A la heroína, Marie, Wozzeck, su pobre marido, le corta el cuello. ¿Por qué? Muy sencillo: porque Wozzeck es pobre y víctima del Sistema. Wozzeck no es, en consecuencia, realmente culpable (tampoco los terroristas lo son de sus crímenes, según los pobresistas; matan y destruyen porque tienen que defenderse y resistir). Wozzeck es un pobre diablo oprimido (¡es barbero, claro!) y por tanto asesino. Y por todo ello se suicida al final de esta triste historia. No lo puede remediar. No es libre. La culpa es, por consiguiente, de los Otros: de los Jefes, de los Nobles, del Capitán del regimiento, del Tambor Mayor, de la Clase Dominante, de los dueños de la Fábrica, del Cristianismo, del Capitalismo, de los Valores Burgueses, del Neoliberalismo salvaje...
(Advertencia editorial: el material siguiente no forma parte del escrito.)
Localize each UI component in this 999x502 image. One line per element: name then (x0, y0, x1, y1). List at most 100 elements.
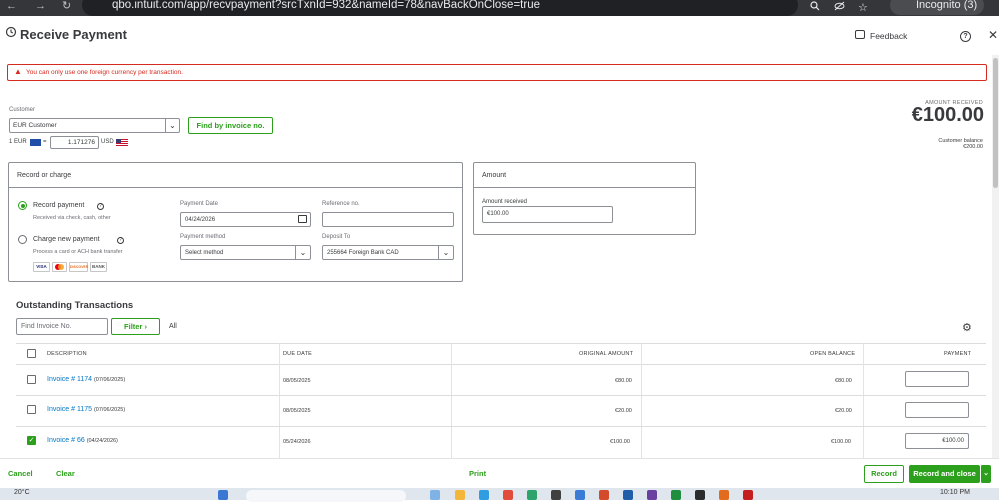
find-by-invoice-button[interactable]: Find by invoice no. (188, 117, 273, 134)
chevron-down-icon[interactable]: ⌄ (438, 246, 453, 259)
column-header-open-balance[interactable]: OPEN BALANCE (810, 351, 855, 357)
folder-icon[interactable] (455, 490, 465, 500)
reload-icon[interactable]: ↻ (62, 0, 71, 12)
help-icon[interactable]: ? (960, 31, 971, 42)
record-button[interactable]: Record (864, 465, 904, 483)
eu-flag-icon (30, 139, 41, 146)
panel-title-amount: Amount (482, 172, 507, 179)
panel-title-record: Record or charge (17, 172, 72, 179)
invoice-link[interactable]: Invoice # 66 (04/24/2026) (47, 437, 118, 444)
record-payment-radio[interactable] (18, 201, 27, 210)
open-balance: €20.00 (835, 408, 852, 414)
us-flag-icon (116, 139, 128, 146)
record-options-chevron-icon[interactable]: ⌄ (980, 465, 991, 483)
column-header-due-date[interactable]: DUE DATE (283, 351, 312, 357)
chevron-down-icon[interactable]: ⌄ (295, 246, 310, 259)
column-header-description[interactable]: DESCRIPTION (47, 351, 87, 357)
customer-value: EUR Customer (13, 122, 57, 129)
payment-date-input[interactable]: 04/24/2026 (180, 212, 311, 227)
address-bar[interactable]: qbo.intuit.com/app/recvpayment?srcTxnId=… (82, 0, 798, 16)
weather-text[interactable]: 20°C (14, 489, 30, 496)
app-icon[interactable] (551, 490, 561, 500)
back-arrow-icon[interactable]: ← (6, 0, 17, 12)
chevron-down-icon[interactable]: ⌄ (165, 119, 179, 132)
footer-bar: Cancel Clear Print Record Record and clo… (0, 458, 999, 488)
scrollbar-thumb[interactable] (993, 58, 998, 188)
rate-prefix: 1 EUR (9, 139, 27, 145)
app-icon[interactable] (575, 490, 585, 500)
row-checkbox[interactable] (27, 405, 36, 414)
column-header-payment[interactable]: PAYMENT (944, 351, 971, 357)
error-alert: ▲ You can only use one foreign currency … (7, 64, 987, 81)
chevron-right-icon: › (144, 322, 147, 331)
incognito-label: Incognito (3) (916, 0, 978, 11)
print-button[interactable]: Print (469, 469, 486, 478)
exchange-rate-input[interactable]: 1.171276 (50, 136, 99, 149)
app-icon[interactable] (527, 490, 537, 500)
clear-button[interactable]: Clear (56, 469, 75, 478)
customer-dropdown[interactable]: EUR Customer ⌄ (9, 118, 180, 133)
forward-arrow-icon[interactable]: → (35, 0, 46, 12)
help-icon[interactable]: ? (117, 237, 124, 244)
invoice-link[interactable]: Invoice # 1175 (07/06/2025) (47, 406, 125, 413)
app-icon[interactable] (671, 490, 681, 500)
original-amount: €80.00 (615, 378, 632, 384)
close-icon[interactable]: ✕ (988, 28, 998, 42)
app-icon[interactable] (647, 490, 657, 500)
app-icon[interactable] (430, 490, 440, 500)
alert-message: You can only use one foreign currency pe… (26, 69, 183, 76)
rate-equals: = (43, 139, 47, 145)
reference-input[interactable] (322, 212, 454, 227)
row-checkbox-checked[interactable]: ✓ (27, 436, 36, 445)
deposit-to-dropdown[interactable]: 255664 Foreign Bank CAD ⌄ (322, 245, 454, 260)
charge-payment-radio[interactable] (18, 235, 27, 244)
row-checkbox[interactable] (27, 375, 36, 384)
outstanding-title: Outstanding Transactions (16, 300, 134, 311)
clock-text[interactable]: 10:10 PM (940, 489, 970, 496)
invoice-number[interactable]: Invoice # 1175 (47, 406, 92, 413)
filter-button[interactable]: Filter › (111, 318, 160, 335)
app-icon[interactable] (719, 490, 729, 500)
payment-input[interactable] (905, 371, 969, 387)
payment-date-label: Payment Date (180, 201, 219, 207)
eye-off-icon[interactable] (834, 1, 845, 14)
amount-received-field-label: Amount received (482, 199, 528, 205)
feedback-icon[interactable] (855, 30, 865, 39)
calendar-icon[interactable] (298, 215, 307, 223)
app-icon[interactable] (503, 490, 513, 500)
payment-method-dropdown[interactable]: Select method ⌄ (180, 245, 311, 260)
invoice-number[interactable]: Invoice # 1174 (47, 376, 92, 383)
mastercard-card-icon (52, 262, 67, 272)
bookmark-star-icon[interactable]: ☆ (858, 1, 868, 14)
help-icon[interactable]: ? (97, 203, 104, 210)
url-text[interactable]: qbo.intuit.com/app/recvpayment?srcTxnId=… (112, 0, 540, 11)
start-icon[interactable] (218, 490, 228, 500)
select-all-checkbox[interactable] (27, 349, 36, 358)
payment-input[interactable] (905, 402, 969, 418)
app-icon[interactable] (599, 490, 609, 500)
taskbar-search[interactable] (246, 490, 406, 502)
app-icon[interactable] (479, 490, 489, 500)
zoom-icon[interactable] (810, 1, 820, 14)
amount-received-input[interactable]: €100.00 (482, 206, 613, 223)
record-and-close-button[interactable]: Record and close (909, 465, 980, 483)
payment-method-label: Payment method (180, 234, 226, 240)
record-payment-label: Record payment (33, 202, 85, 209)
rate-suffix: USD (101, 139, 114, 145)
cancel-button[interactable]: Cancel (8, 469, 33, 478)
due-date: 08/05/2025 (283, 378, 311, 384)
feedback-link[interactable]: Feedback (870, 31, 907, 41)
history-icon[interactable] (5, 26, 17, 41)
find-invoice-input[interactable]: Find Invoice No. (16, 318, 108, 335)
invoice-number[interactable]: Invoice # 66 (47, 437, 85, 444)
app-icon[interactable] (695, 490, 705, 500)
app-icon[interactable] (623, 490, 633, 500)
customer-label: Customer (9, 107, 36, 113)
gear-icon[interactable]: ⚙ (962, 321, 972, 334)
column-divider (279, 343, 280, 458)
payment-input[interactable]: €100.00 (905, 433, 969, 449)
invoice-link[interactable]: Invoice # 1174 (07/06/2025) (47, 376, 125, 383)
app-icon[interactable] (743, 490, 753, 500)
column-header-original-amount[interactable]: ORIGINAL AMOUNT (579, 351, 633, 357)
incognito-indicator[interactable]: Incognito (3) (890, 0, 984, 15)
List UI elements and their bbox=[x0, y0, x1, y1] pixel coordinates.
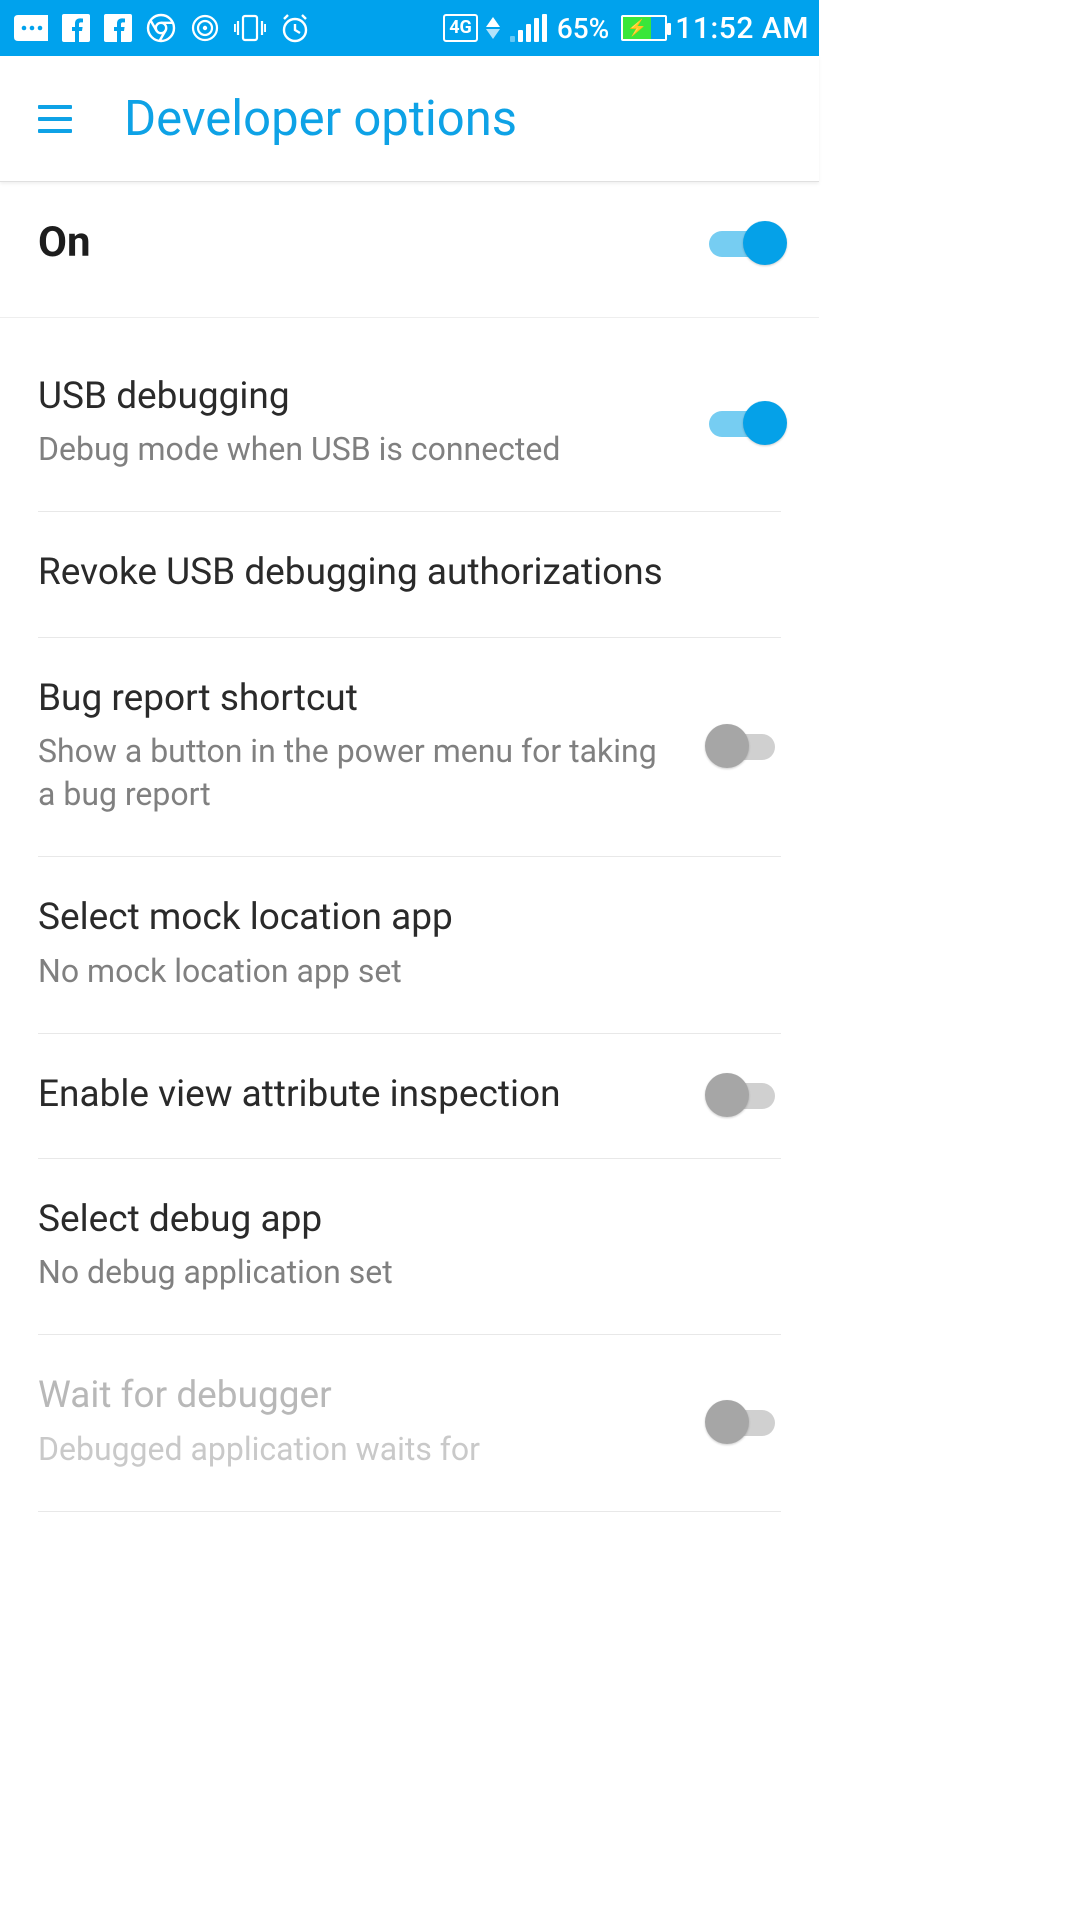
master-toggle-label: On bbox=[38, 218, 91, 267]
setting-item[interactable]: USB debugging Debug mode when USB is conn… bbox=[38, 318, 781, 512]
setting-title: Select mock location app bbox=[38, 895, 781, 941]
setting-title: Select debug app bbox=[38, 1197, 781, 1243]
setting-item[interactable]: Revoke USB debugging authorizations bbox=[38, 512, 781, 637]
setting-text: Bug report shortcut Show a button in the … bbox=[38, 676, 681, 817]
settings-list: USB debugging Debug mode when USB is conn… bbox=[0, 318, 819, 1512]
setting-subtitle: No mock location app set bbox=[38, 950, 781, 993]
status-right-icons: 4G 65% ⚡ 11:52 AM bbox=[443, 11, 809, 46]
setting-item[interactable]: Enable view attribute inspection bbox=[38, 1034, 781, 1159]
setting-text: Revoke USB debugging authorizations bbox=[38, 550, 781, 596]
setting-item: Wait for debugger Debugged application wa… bbox=[38, 1335, 781, 1511]
setting-switch[interactable] bbox=[709, 724, 781, 768]
status-left-icons bbox=[14, 13, 310, 43]
setting-subtitle: Show a button in the power menu for taki… bbox=[38, 730, 681, 816]
hotspot-icon bbox=[190, 13, 220, 43]
setting-switch[interactable] bbox=[709, 401, 781, 445]
setting-text: USB debugging Debug mode when USB is conn… bbox=[38, 374, 681, 471]
status-bar: 4G 65% ⚡ 11:52 AM bbox=[0, 0, 819, 56]
setting-switch[interactable] bbox=[709, 1073, 781, 1117]
setting-item[interactable]: Bug report shortcut Show a button in the … bbox=[38, 638, 781, 858]
setting-item[interactable]: Select debug app No debug application set bbox=[38, 1159, 781, 1335]
master-toggle-switch[interactable] bbox=[709, 221, 781, 265]
vibrate-icon bbox=[234, 13, 266, 43]
battery-percent: 65% bbox=[557, 12, 609, 45]
network-type-badge: 4G bbox=[443, 14, 478, 42]
signal-icon bbox=[510, 14, 547, 42]
app-bar: Developer options bbox=[0, 56, 819, 182]
setting-title: Revoke USB debugging authorizations bbox=[38, 550, 781, 596]
setting-subtitle: Debugged application waits for bbox=[38, 1428, 681, 1471]
developer-options-toggle-row[interactable]: On bbox=[0, 182, 819, 318]
setting-switch bbox=[709, 1400, 781, 1444]
setting-title: Wait for debugger bbox=[38, 1373, 681, 1419]
setting-text: Wait for debugger Debugged application wa… bbox=[38, 1373, 681, 1470]
setting-text: Select mock location app No mock location… bbox=[38, 895, 781, 992]
setting-text: Select debug app No debug application set bbox=[38, 1197, 781, 1294]
setting-subtitle: No debug application set bbox=[38, 1251, 781, 1294]
menu-icon[interactable] bbox=[38, 105, 72, 133]
setting-subtitle: Debug mode when USB is connected bbox=[38, 428, 681, 471]
data-activity-icon bbox=[486, 17, 500, 39]
alarm-icon bbox=[280, 13, 310, 43]
facebook-icon bbox=[62, 14, 90, 42]
setting-text: Enable view attribute inspection bbox=[38, 1072, 681, 1118]
battery-icon: ⚡ bbox=[621, 15, 667, 41]
chrome-icon bbox=[146, 13, 176, 43]
notification-more-icon bbox=[14, 15, 48, 41]
setting-title: Enable view attribute inspection bbox=[38, 1072, 681, 1118]
clock: 11:52 AM bbox=[675, 11, 809, 46]
setting-title: Bug report shortcut bbox=[38, 676, 681, 722]
setting-title: USB debugging bbox=[38, 374, 681, 420]
page-title: Developer options bbox=[124, 90, 517, 147]
facebook-icon bbox=[104, 14, 132, 42]
setting-item[interactable]: Select mock location app No mock location… bbox=[38, 857, 781, 1033]
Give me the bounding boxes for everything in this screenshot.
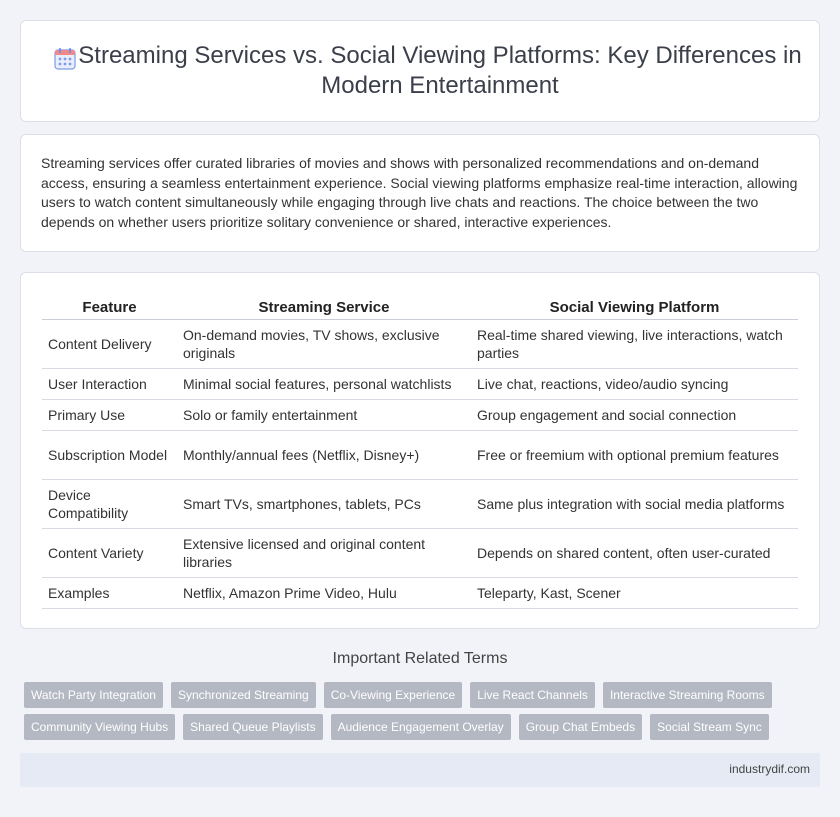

Escena final. Los figurantes desfilan desnudos –de arriba abajo, de punta a rabo– dirigiéndose pausada y desafiantemente hacia el espectador. El hijo de los Wozzeck queda huérfano, más solo que desolado. Otra víctima del Capital. Tras el desfile proletario a lo Novecento, pero con menos ropa, los pobres descamisados nos interrogan con su mirada de oprimido, o lo que sea. Este mundo, parecen escupirnos a la cara, es un asco y hay que prepararse para que Otro Mundo sea posible. Un mundo sin dominadores ni propietarios. ¡Un mundo de pobres!

En este punto final, parte del público aplaude extasiado (iba predispuesto a ello; sólo les faltaban las pegatinas, o acaso es que no las vi), dejando resbalar, muy complacidos, sobre sus mejillas los esputos e insultos que acaban de lanzarles a la cara. Pero, qué más da, se ha consumado otro golpe contra la Derecha Extrema, esa clase decadente convencida de que va a quedarse con la Ópera. La próxima acción directa y de conquista social, redistribuidora de la riqueza cultural, será previsiblemente acabar de una vez por todas con el golf o la hípica o el spa, además de las corridas de toros y el vino de crianza, si es preciso, también con el Real Madrid. Algo se les ocurrirá.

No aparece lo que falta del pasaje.